Goal and Objective Setting:
About the Roadmap Goal and Objective Setting Tool
This tool is designed to facilitate goal setting and completion for your team. The tool will allow your team to:
1) Record goals that align with the various Roadmap components;
2) Record objectives, time frames, and target completion dates, among other important items for each goal; and
3) Monitor progress of goals per Roadmap component
Your team is welcome to engage with this tool as much or as little as it would like, and is helpful, in the development, implementation, and evaluation of your health equity initiative. We encourage you to use this tool to ensure clear goal setting and promote consistent communication, accountability, and progress within your team.
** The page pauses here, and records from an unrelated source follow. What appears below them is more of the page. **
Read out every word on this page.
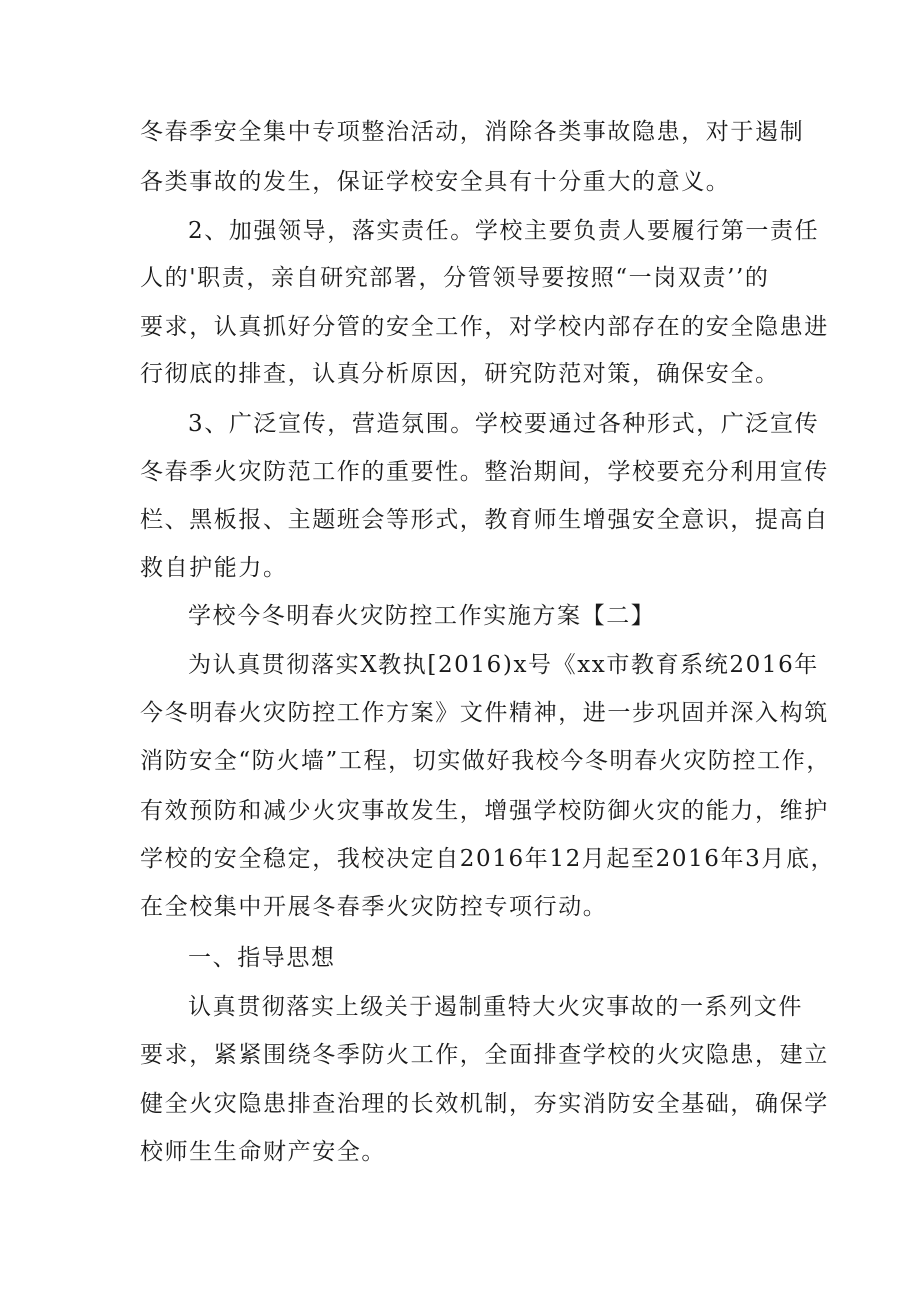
冬春季安全集中专项整治活动，消除各类事故隐患，对于遏制
各类事故的发生，保证学校安全具有十分重大的意义。
2、加强领导，落实责任。学校主要负责人要履行第一责任
人的'职责，亲自研究部署，分管领导要按照“一岗双责’’的
要求，认真抓好分管的安全工作，对学校内部存在的安全隐患进
行彻底的排查，认真分析原因，研究防范对策，确保安全。
3、广泛宣传，营造氛围。学校要通过各种形式，广泛宣传
冬春季火灾防范工作的重要性。整治期间，学校要充分利用宣传
栏、黑板报、主题班会等形式，教育师生增强安全意识，提高自
救自护能力。
学校今冬明春火灾防控工作实施方案【二】
为认真贯彻落实X教执[2016)x号《xx市教育系统2016年
今冬明春火灾防控工作方案》文件精神，进一步巩固并深入构筑
消防安全“防火墙”工程，切实做好我校今冬明春火灾防控工作，
有效预防和减少火灾事故发生，增强学校防御火灾的能力，维护
学校的安全稳定，我校决定自2016年12月起至2016年3月底，
在全校集中开展冬春季火灾防控专项行动。
一、指导思想
认真贯彻落实上级关于遏制重特大火灾事故的一系列文件
要求，紧紧围绕冬季防火工作，全面排查学校的火灾隐患，建立
健全火灾隐患排查治理的长效机制，夯实消防安全基础，确保学
校师生生命财产安全。
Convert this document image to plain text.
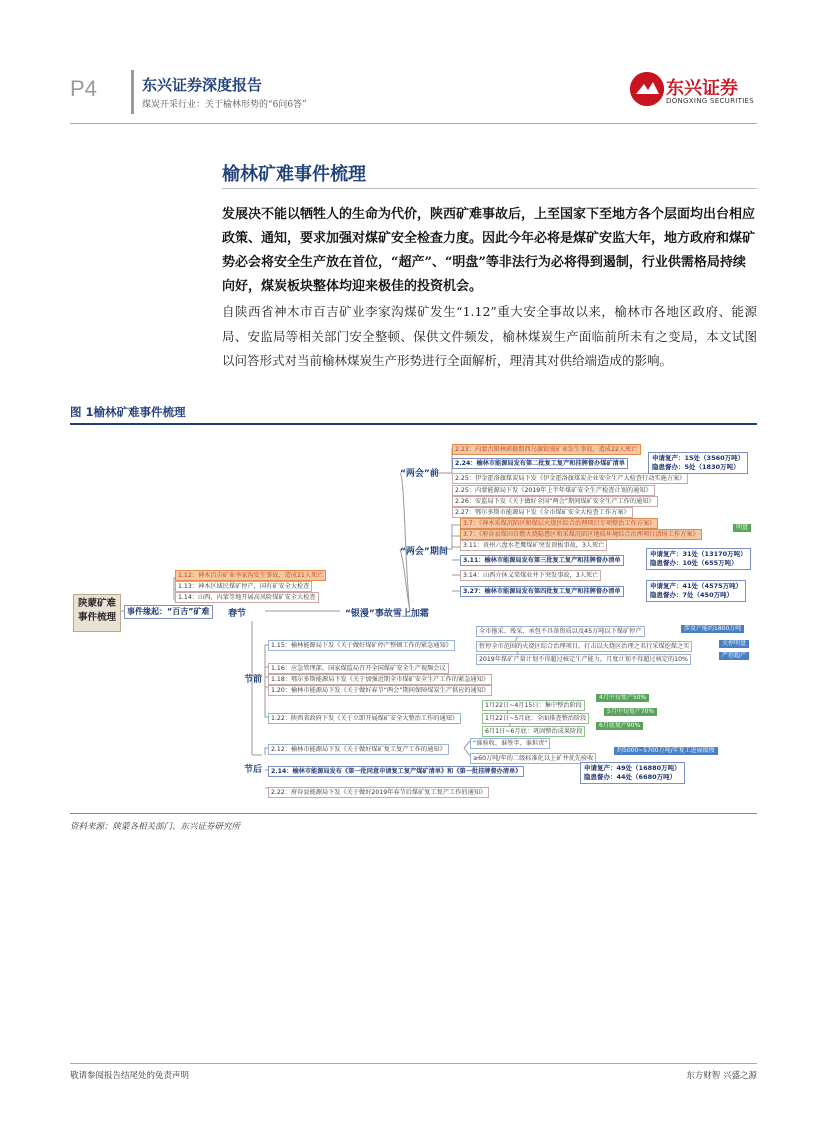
P4	东兴证券深度报告
煤炭开采行业：关于榆林形势的“6问6答”
东兴证券
DONGXING SECURITIES
榆林矿难事件梳理
发展决不能以牺牲人的生命为代价，陕西矿难事故后，上至国家下至地方各个层面均出台相应政策、通知，要求加强对煤矿安全检查力度。因此今年必将是煤矿安监大年，地方政府和煤矿势必会将安全生产放在首位，“超产”、“明盘”等非法行为必将得到遏制，行业供需格局持续向好，煤炭板块整体均迎来极佳的投资机会。
自陕西省神木市百吉矿业李家沟煤矿发生“1.12”重大安全事故以来，榆林市各地区政府、能源局、安监局等相关部门安全整顿、保供文件频发，榆林煤炭生产面临前所未有之变局，本文试图以问答形式对当前榆林煤炭生产形势进行全面解析，理清其对供给端造成的影响。
图 1榆林矿难事件梳理
陕蒙矿难事件梳理
事件缘起：“百吉”矿难	春节	“银漫”事故雪上加霜
1.12：神木百吉矿业李家沟发生事故，造成21人死亡
1.13：神木区域民煤矿停产，国有矿安全大检查
1.14：山西、内蒙等地开展高风险煤矿安全大检查
“两会”前
2.23：内蒙古锡林郭勒盟西乌旗银漫矿业发生事故，造成22人死亡
2.24：榆林市能源局发布第二批复工复产和挂牌督办煤矿清单
2.25：伊金霍洛旗煤炭局下发《伊金霍洛旗煤炭企业安全生产大检查行动实施方案》
2.25：内蒙能源局下发《2019年上半年煤矿安全生产检查计划的通知》
2.26：安监局下发《关于做好全国“两会”期间煤矿安全生产工作的通知》
2.27：鄂尔多斯市能源局下发《全市煤矿安全大检查工作方案》
申请复产：15处（3560万吨）
隐患督办：5处（1830万吨）
“两会”期间
3.7：《神木采煤沉陷区和煤层火烧区综合治理项目专项整治工作方案》
3.7：《府谷县煤田自燃火烧隐患区和采煤沉陷区地质环境综合治理项目清场工作方案》
明盘
3.11：贵州六盘水老鹰煤矿突发顶板事故，3人死亡
3.11：榆林市能源局发布第三批复工复产和挂牌督办清单
3.14：山西介休义棠煤业井下突发事故，3人死亡
3.27：榆林市能源局发布第四批复工复产和挂牌督办清单
申请复产：31处（13170万吨）
隐患督办：10处（655万吨）
申请复产：41处（4575万吨）
隐患督办：7处（450万吨）
节前
1.15：榆林能源局下发《关于做好煤矿停产整顿工作的紧急通知》
1.16：应急管理部、国家煤监局召开全国煤矿安全生产视频会议
1.18：鄂尔多斯能源局下发《关于加强近期全市煤矿安全生产工作的紧急通知》
1.20：榆林市能源局下发《关于做好春节“两会”期间保障煤炭生产供应的通知》
全市拖采、残采、承包不具备资质以及45万吨以下煤矿停产
暂停全市范围的火烧区综合治理项目，打击以火烧区治理之名行采煤挖煤之实
2019年煤矿产量计划不得超过核定生产能力，月度计划不得超过核定的10%
涉及产能约1800万吨
关停明盘
严控超产
1.22：陕西省政府下发《关于立即开展煤矿安全大整治工作的通知》
1月22日~4月15日：集中整治阶段
1月22日~5月底：全面排查整治阶段
6月1日~6月底：巩固整治成果阶段
4月中旬复产50%
5月中旬复产70%
6月底复产90%
节后
2.12：榆林市能源局下发《关于做好煤矿复工复产工作的通知》
“谁验收、谁签字、谁担责”
≥60万吨/年的二级标准化以上矿井优先验收
约5000~5700万吨/年复工进展缓慢
2.14：榆林市能源局发布《第一批同意申请复工复产煤矿清单》和《第一批挂牌督办清单》	申请复产：49处（16880万吨）
隐患督办：44处（6680万吨）
2.22：府谷县能源局下发《关于做好2019年春节后煤矿复工复产工作的通知》
资料来源：陕蒙各相关部门、东兴证券研究所
敬请参阅报告结尾处的免责声明	东方财智 兴盛之源
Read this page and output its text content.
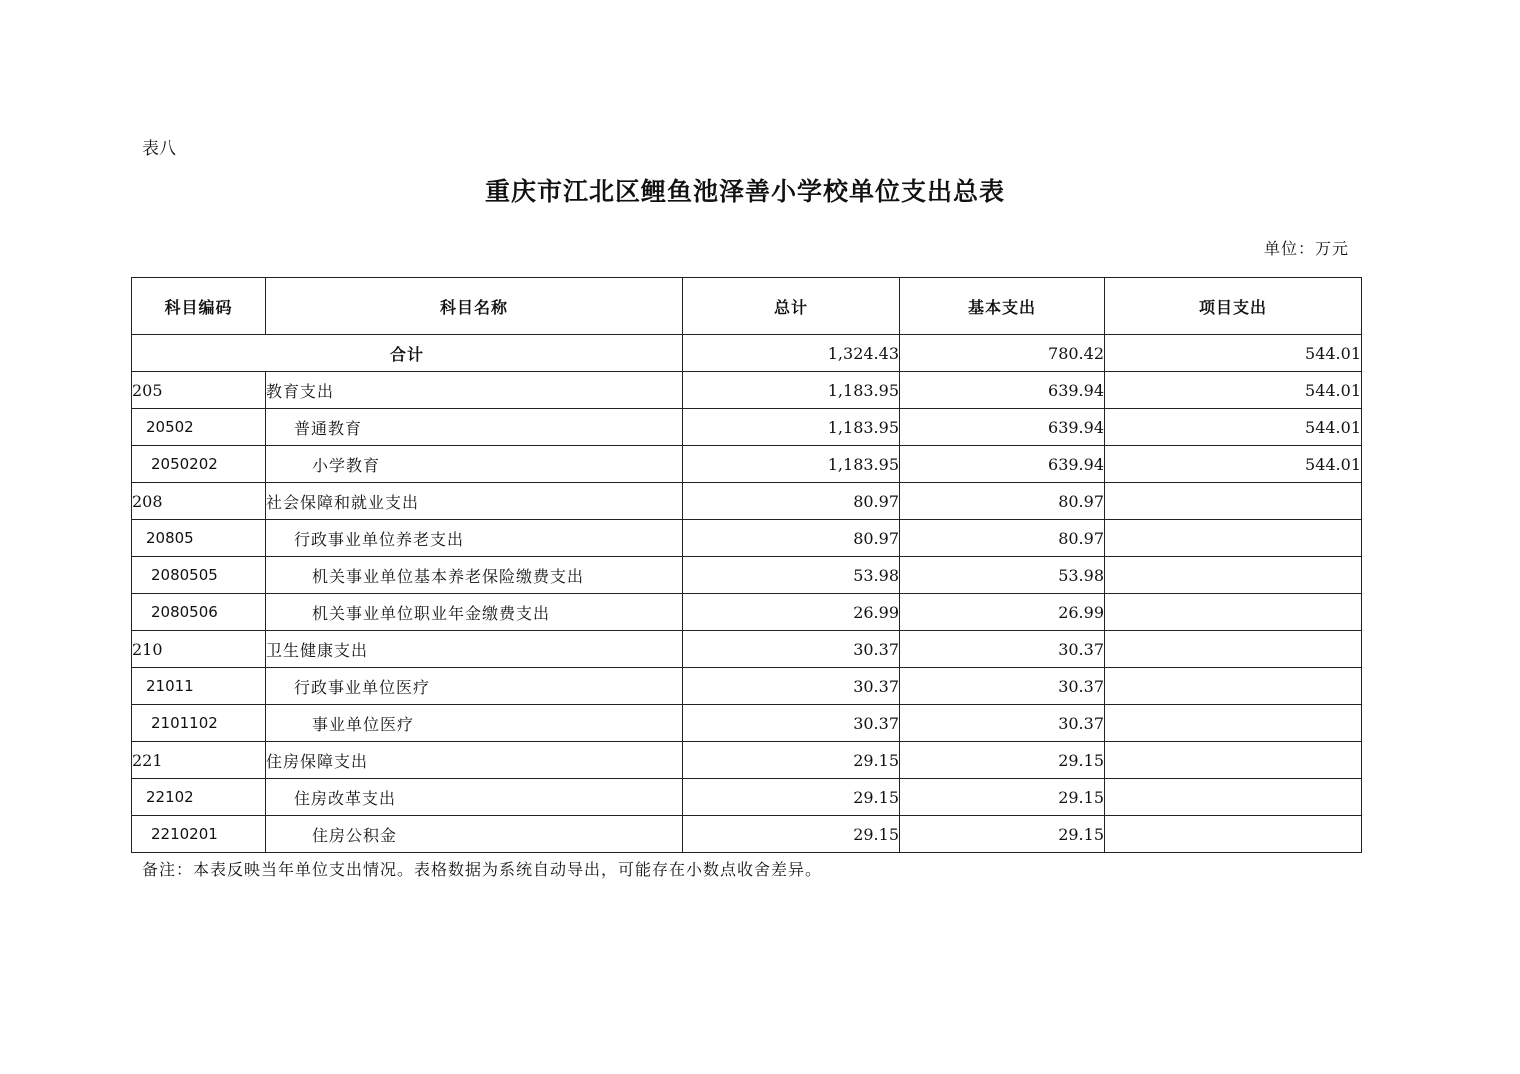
表八
重庆市江北区鲤鱼池泽善小学校单位支出总表
单位：万元
科目编码	科目名称	总计	基本支出	项目支出
合计		1,324.43	780.42	544.01
205	教育支出	1,183.95	639.94	544.01
20502	普通教育	1,183.95	639.94	544.01
2050202	小学教育	1,183.95	639.94	544.01
208	社会保障和就业支出	80.97	80.97	
20805	行政事业单位养老支出	80.97	80.97	
2080505	机关事业单位基本养老保险缴费支出	53.98	53.98	
2080506	机关事业单位职业年金缴费支出	26.99	26.99	
210	卫生健康支出	30.37	30.37	
21011	行政事业单位医疗	30.37	30.37	
2101102	事业单位医疗	30.37	30.37	
221	住房保障支出	29.15	29.15	
22102	住房改革支出	29.15	29.15	
2210201	住房公积金	29.15	29.15	
备注：本表反映当年单位支出情况。表格数据为系统自动导出，可能存在小数点收舍差异。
This tool is designed to be used over time as your team progresses through the Roadmap and your initiative. This is in no way intended to be used one way by all teams. This is meant to help you progress through the Roadmap component(s) on which you are working at a given time and you may reach your goals in any order. We welcome you to consult your AHE TA lead on getting started with this tool.
Each Roadmap component is listed as a separate tab. Navigate to the desired Roadmap component via the task bar at the bottom of the spreadsheet to add, edit, or view goals. Hide certain tabs as needed to narrow your view to specific Roadmap components or the snapshot. Changing the status of a goal will automatically shift the Snapshot view for the specific Roadmap component.